In a statement released by the DBCC, the economic team attributed the slow pace growth on “the reimposition of stricter mobility restrictions in various areas of the country.”
President Duterte imposed a fresh round of lockdowns this month placing Metro Manila and other areas across the country under varying levels of strict quarantine controls for two-weeks. This move has effectively put the breaks on further economic reopening plans.
The National Economic and Development Authority estimated that the ongoing lockdown would cost the economy P300 billion.
Moreover, the Philippines experiences yet another surge in coronavirus infections due to the highly transmissible Delta variant. On Wednesday, the Department of Health reported 11,085 new COVID-19 cases in the past 24-hours.
“With the global emergence of the Delta variant, the second half growth outlook was revised downwards to reflect the additional restrictions imposed by the government, which are necessary to curb its spread,” DBCC said.
In the second-quarter, GDP growth accelerated 11.8 percent, a reversal of the pandemic-driven 17 percent contraction seen in the same period last year.
The record performance for the quarter ending June, the highest since the fourth-quarter of 1988, brought the first-semester GDP at 3.95 percent.
However, the local economy is losing some momentum as the latest GDP showed a contraction of 1.3 percent compared with the January to March output.

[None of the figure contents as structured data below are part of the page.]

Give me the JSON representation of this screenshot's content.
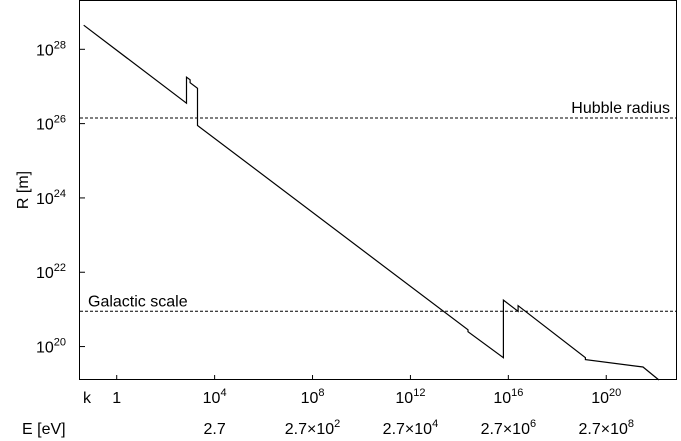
{
  "chart_data": {
    "type": "line",
    "xscale": "log",
    "yscale": "log",
    "xlim_log10": [
      -1.5,
      22.85
    ],
    "ylim_log10": [
      19.1,
      29.3
    ],
    "ylabel": "R [m]",
    "y_ticks": [
      {
        "exp": 20,
        "base": "10",
        "sup": "20"
      },
      {
        "exp": 22,
        "base": "10",
        "sup": "22"
      },
      {
        "exp": 24,
        "base": "10",
        "sup": "24"
      },
      {
        "exp": 26,
        "base": "10",
        "sup": "26"
      },
      {
        "exp": 28,
        "base": "10",
        "sup": "28"
      }
    ],
    "k_axis": {
      "label": "k",
      "ticks": [
        {
          "exp": 0,
          "text": "1",
          "sup": ""
        },
        {
          "exp": 4,
          "text": "10",
          "sup": "4"
        },
        {
          "exp": 8,
          "text": "10",
          "sup": "8"
        },
        {
          "exp": 12,
          "text": "10",
          "sup": "12"
        },
        {
          "exp": 16,
          "text": "10",
          "sup": "16"
        },
        {
          "exp": 20,
          "text": "10",
          "sup": "20"
        }
      ]
    },
    "e_axis": {
      "label": "E [eV]",
      "ticks": [
        {
          "exp": 4,
          "text": "2.7",
          "sup": ""
        },
        {
          "exp": 8,
          "text": "2.7×10",
          "sup": "2"
        },
        {
          "exp": 12,
          "text": "2.7×10",
          "sup": "4"
        },
        {
          "exp": 16,
          "text": "2.7×10",
          "sup": "6"
        },
        {
          "exp": 20,
          "text": "2.7×10",
          "sup": "8"
        }
      ]
    },
    "reference_lines": [
      {
        "label": "Hubble radius",
        "log10_y": 26.15,
        "label_position": "right"
      },
      {
        "label": "Galactic scale",
        "log10_y": 20.95,
        "label_position": "left"
      }
    ],
    "series": [
      {
        "log10_points": [
          [
            -1.35,
            28.65
          ],
          [
            2.85,
            26.55
          ],
          [
            2.85,
            27.25
          ],
          [
            3.0,
            27.18
          ],
          [
            3.0,
            27.1
          ],
          [
            3.3,
            26.95
          ],
          [
            3.3,
            25.95
          ],
          [
            14.35,
            20.45
          ],
          [
            14.35,
            20.4
          ],
          [
            15.8,
            19.7
          ],
          [
            15.8,
            21.25
          ],
          [
            16.4,
            20.95
          ],
          [
            16.4,
            21.1
          ],
          [
            19.15,
            19.7
          ],
          [
            19.15,
            19.65
          ],
          [
            21.5,
            19.45
          ],
          [
            22.15,
            19.1
          ]
        ]
      }
    ]
  }
}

“Our strategy is to continue managing the risks carefully by imposing granular quarantines, while allowing a vast number of people to earn a living,” the economic managers said.
Ahead of the DBCC meeting, Finance Secretary Carlos G. Dominguez III admitted on Tuesday that the country is facing a future that is still uncertain.
“We are facing a crisis unlike any other we have faced before,” Dominguez told reporters. “We have a virus that is mutating, and the mutations are quite severe so far in their new variants. So I cannot predict what will happen in the future.”
As highly contagious strain of the virus poses unclear future, Dominguez, however, assured that the government is facing the Delta variant head on.
“I cannot predict what what new form will come up but rest assured that we are ready to meet it with our first line of defense,” Dominguez said, referring to the COVID-19 vaccines.
The DBCC said the government will continue to use the two-week lockdown to accelerate the roll-out of the country’s vaccination program.
As of August 15, a total of 27.8 million doses have been administered, consisting of 15.2 million and 12.6 million for the first and second dose, respectively.
“Rest assured that we will continue to work closely with the local government units and the private sector to accelerate the country’s vaccination rates,” DBCC said.
Meanwhile, DBCC retained its growth targets for 2022 at 7.0 to 9.0 percent, and for 2023 and 2024 at 6.0 to 7.0 percent.